I've tried graphing the function and separating into 2 separate functions to find an intersection, but I'm not finding that it has a positive root.
Any NA root finding method can be used to find the root.

Any ideas or clues to what I may be doing wrong?

Thanks.
• Oct 10th 2007, 05:02 AM
CaptainBlack
Quote:

Originally Posted by taypez
I am trying to find the positive root to:

1-4xcos(x)+2x^2 + cos(2x)=0.

I've tried graphing the function and separating into 2 separate functions to find an intersection, but I'm not finding that it has a positive root.
Any NA root finding method can be used to find the root.

Any ideas or clues to what I may be doing wrong?

Thanks.

If it has roots they are all near 0.7391, and it could well be a multiple root.

RonL
• Oct 10th 2007, 05:06 AM
taypez
Can you give me a hint as to how you came up with this approximation?
• Oct 10th 2007, 05:09 AM
topsquark
Quote:

Originally Posted by taypez
Can you give me a hint as to how you came up with this approximation?

Are you sure you graphed it?

You could try an interval search (estimate where the root is and whittle this interval down by successive approximations) or something like the Newton-Raphson method.

My calculator is coming up with two very close roots near where CaptainBlack estimated one at.

-Dan
• Oct 10th 2007, 10:56 AM
CaptainBlack
Quote:

Originally Posted by topsquark
Are you sure you graphed it?

You could try an interval search (estimate where the root is and whittle this interval down by successive approximations) or something like the Newton-Raphson method.

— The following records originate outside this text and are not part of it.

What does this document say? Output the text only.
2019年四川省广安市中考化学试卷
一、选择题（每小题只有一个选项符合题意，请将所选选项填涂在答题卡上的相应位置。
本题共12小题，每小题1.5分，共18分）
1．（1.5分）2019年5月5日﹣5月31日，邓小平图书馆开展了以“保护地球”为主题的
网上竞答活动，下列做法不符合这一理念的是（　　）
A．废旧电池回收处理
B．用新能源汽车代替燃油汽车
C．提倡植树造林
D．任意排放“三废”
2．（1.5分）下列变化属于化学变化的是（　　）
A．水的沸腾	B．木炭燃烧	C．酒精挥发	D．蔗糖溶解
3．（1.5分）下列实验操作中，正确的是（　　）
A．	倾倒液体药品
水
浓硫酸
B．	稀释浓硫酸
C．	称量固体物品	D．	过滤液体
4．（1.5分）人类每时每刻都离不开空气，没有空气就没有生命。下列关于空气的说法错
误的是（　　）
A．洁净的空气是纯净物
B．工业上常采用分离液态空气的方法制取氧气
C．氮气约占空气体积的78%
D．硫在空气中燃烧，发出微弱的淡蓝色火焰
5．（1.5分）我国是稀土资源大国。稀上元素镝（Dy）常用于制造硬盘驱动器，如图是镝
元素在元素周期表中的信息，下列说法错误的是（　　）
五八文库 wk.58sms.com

My calculator is coming up with two very close roots near where CaptainBlack estimated one at.

-Dan

Please tell us how close, I get x=0.73908517, is a root to as high precission as I can get, and at the same time a minima.

RonL
• Oct 11th 2007, 05:26 AM
topsquark
Quote:

Originally Posted by CaptainBlack
Please tell us how close, I get x=0.73908517, is a root to as high precission as I can get, and at the same time a minima.

RonL

Specifically I get
x = 0.7390851382956
x = 0.7390851224003

I didn't solve it in the graphing mode, I made the calculator figure it out numerically. (It's a TI-92, I don't know what algorithm it uses to solve the equations.)

-Dan